The key difference between an undifferentiated breakup and a functional breakup as was previously proposed will be in the restrictions on the spin-offs to compete in each others' areas of specialization. In an undifferenciated breakup, they will all have the right to do so from the beginning, and, over time, they will. In the past proposals for a functional breakup, somebody would have to keep the OS company, for example, out of the business of the applications company.

Second, some "collusion" as you call it should be encouraged so people can share knowledge and jointly develop products for individual sale. For example, there is no reason to force the OS Company's people to withhold vital information about OS code from the Internet Company's people if they want to develop some product jointly or if they want to exchange information so each can develop products for the other's markets or that interoperate with the other's offerings.

Again, one should rely principally on the market to decide what collusion is desirable and what is not.
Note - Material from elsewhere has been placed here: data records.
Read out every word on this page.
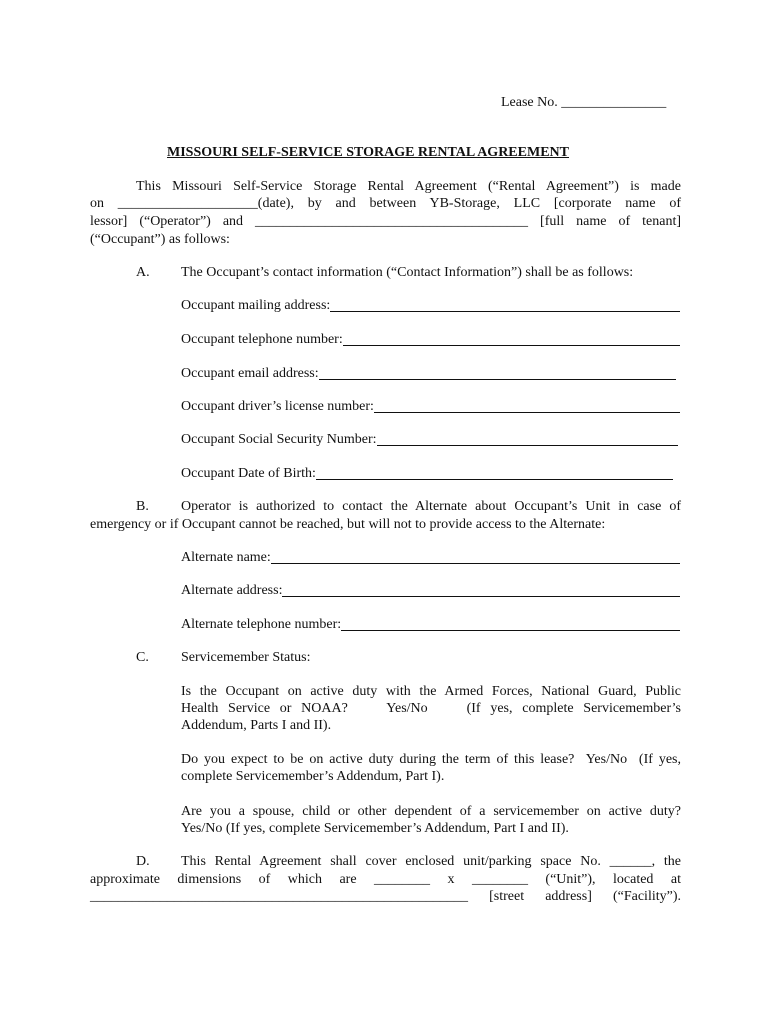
Lease No. _______________
MISSOURI SELF-SERVICE STORAGE RENTAL AGREEMENT
This Missouri Self-Service Storage Rental Agreement (“Rental Agreement”) is made
on ____________________(date), by and between YB-Storage, LLC [corporate name of
lessor] (“Operator”) and _______________________________________ [full name of tenant]
(“Occupant”) as follows:
A. The Occupant’s contact information (“Contact Information”) shall be as follows:
Occupant mailing address:
Occupant telephone number:
Occupant email address:
Occupant driver’s license number:
Occupant Social Security Number:
Occupant Date of Birth:
B. Operator is authorized to contact the Alternate about Occupant’s Unit in case of
emergency or if Occupant cannot be reached, but will not to provide access to the Alternate:
Alternate name:
Alternate address:
Alternate telephone number:
C. Servicemember Status:
Is the Occupant on active duty with the Armed Forces, National Guard, Public
Health Service or NOAA?    Yes/No    (If yes, complete Servicemember’s
Addendum, Parts I and II).
Do you expect to be on active duty during the term of this lease?  Yes/No  (If yes,
complete Servicemember’s Addendum, Part I).
Are you a spouse, child or other dependent of a servicemember on active duty?
Yes/No (If yes, complete Servicemember’s Addendum, Part I and II).
D. This Rental Agreement shall cover enclosed unit/parking space No. ______, the
approximate  dimensions  of  which  are  ________  x  ________  (“Unit”),  located  at
______________________________________________________  [street  address]  (“Facility”).
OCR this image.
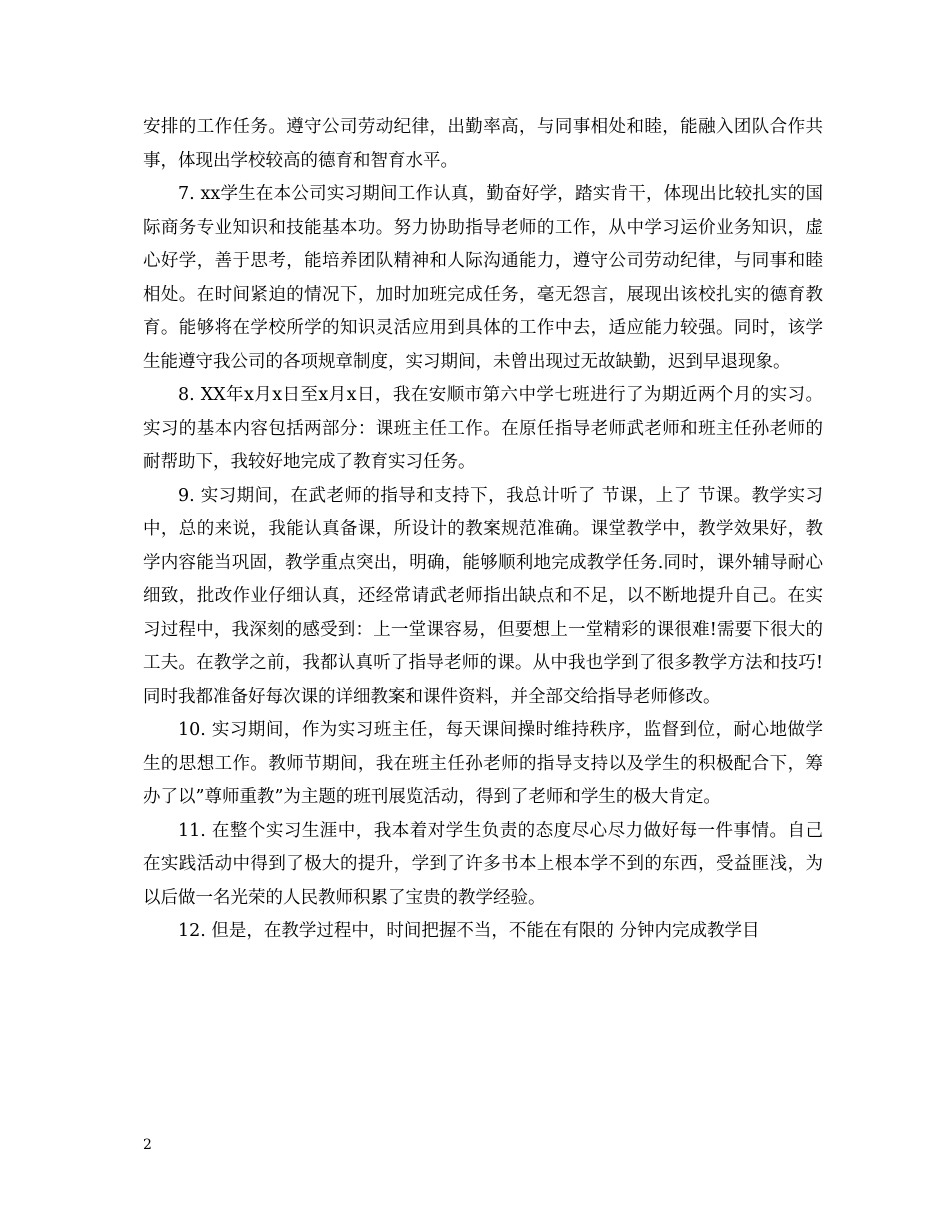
安排的工作任务。遵守公司劳动纪律，出勤率高，与同事相处和睦，能融入团队合作共事，体现出学校较高的德育和智育水平。

7. xx学生在本公司实习期间工作认真，勤奋好学，踏实肯干，体现出比较扎实的国际商务专业知识和技能基本功。努力协助指导老师的工作，从中学习运价业务知识，虚心好学，善于思考，能培养团队精神和人际沟通能力，遵守公司劳动纪律，与同事和睦相处。在时间紧迫的情况下，加时加班完成任务，毫无怨言，展现出该校扎实的德育教育。能够将在学校所学的知识灵活应用到具体的工作中去，适应能力较强。同时，该学生能遵守我公司的各项规章制度，实习期间，未曾出现过无故缺勤，迟到早退现象。

8. XX年x月x日至x月x日，我在安顺市第六中学七班进行了为期近两个月的实习。实习的基本内容包括两部分：课班主任工作。在原任指导老师武老师和班主任孙老师的耐帮助下，我较好地完成了教育实习任务。

9. 实习期间，在武老师的指导和支持下，我总计听了 节课，上了 节课。教学实习中，总的来说，我能认真备课，所设计的教案规范准确。课堂教学中，教学效果好，教学内容能当巩固，教学重点突出，明确，能够顺利地完成教学任务.同时，课外辅导耐心细致，批改作业仔细认真，还经常请武老师指出缺点和不足，以不断地提升自己。在实习过程中，我深刻的感受到：上一堂课容易，但要想上一堂精彩的课很难!需要下很大的工夫。在教学之前，我都认真听了指导老师的课。从中我也学到了很多教学方法和技巧!同时我都准备好每次课的详细教案和课件资料，并全部交给指导老师修改。

10. 实习期间，作为实习班主任，每天课间操时维持秩序，监督到位，耐心地做学生的思想工作。教师节期间，我在班主任孙老师的指导支持以及学生的积极配合下，筹办了以”尊师重教”为主题的班刊展览活动，得到了老师和学生的极大肯定。

11. 在整个实习生涯中，我本着对学生负责的态度尽心尽力做好每一件事情。自己在实践活动中得到了极大的提升，学到了许多书本上根本学不到的东西，受益匪浅，为以后做一名光荣的人民教师积累了宝贵的教学经验。

12. 但是，在教学过程中，时间把握不当，不能在有限的 分钟内完成教学目

2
The only collusion that should be prohibited is the same type that is illegal generally, that which raises prices or restricts output.

Third, breaking Microsoft apart probably will not affect the degree of cooperation that goes on as much as some people think. Much of the cooperation that presently goes on within the single company will still go on between separate companies, especially in the beginning. The difference will be that, over time, if the companies are separate, there will be no centralized control to keep each unit from maximizing its own profit at the expense of the others or of third parties in ways that a centralized plan handed down by Microsoft management may not allow today.

Read Bork's discussion of the similarity of the problems faced by antitrust mergers and acquisitions law and the problems faced by the law on contracts in restraint of trade to understand better what I am saying here. The basic problems are, at root, the same: what forms of cooperation, whether within firms or between firms, do you allow and which do you not? What, after all, is a merger but a specific kind of restraint of trade engaged in to achieve some efficiency, and what is a divestiture but the elimination of a restraint of trade which is less efficient than competition?

It's true that they are barely getting win2000 done now, and you can't break up the OS teams. So don't. A problem that will be mirrored in other areas in the 'baby bills' proposal.

What I have learned from thinking about your ideas is that you don't have to break up the OS team, or any other team. You just separate them into separate organizations and let the market, rather than Bill Gates' central direction, decide the degree of cooperation and competition between them.

Better yet, just have the government set some minimum criteria that have to be met to satisfy antitrust law, and let Microsoft decide the specifics of how any breakup is carried out, subject, of course, to the criteria being met.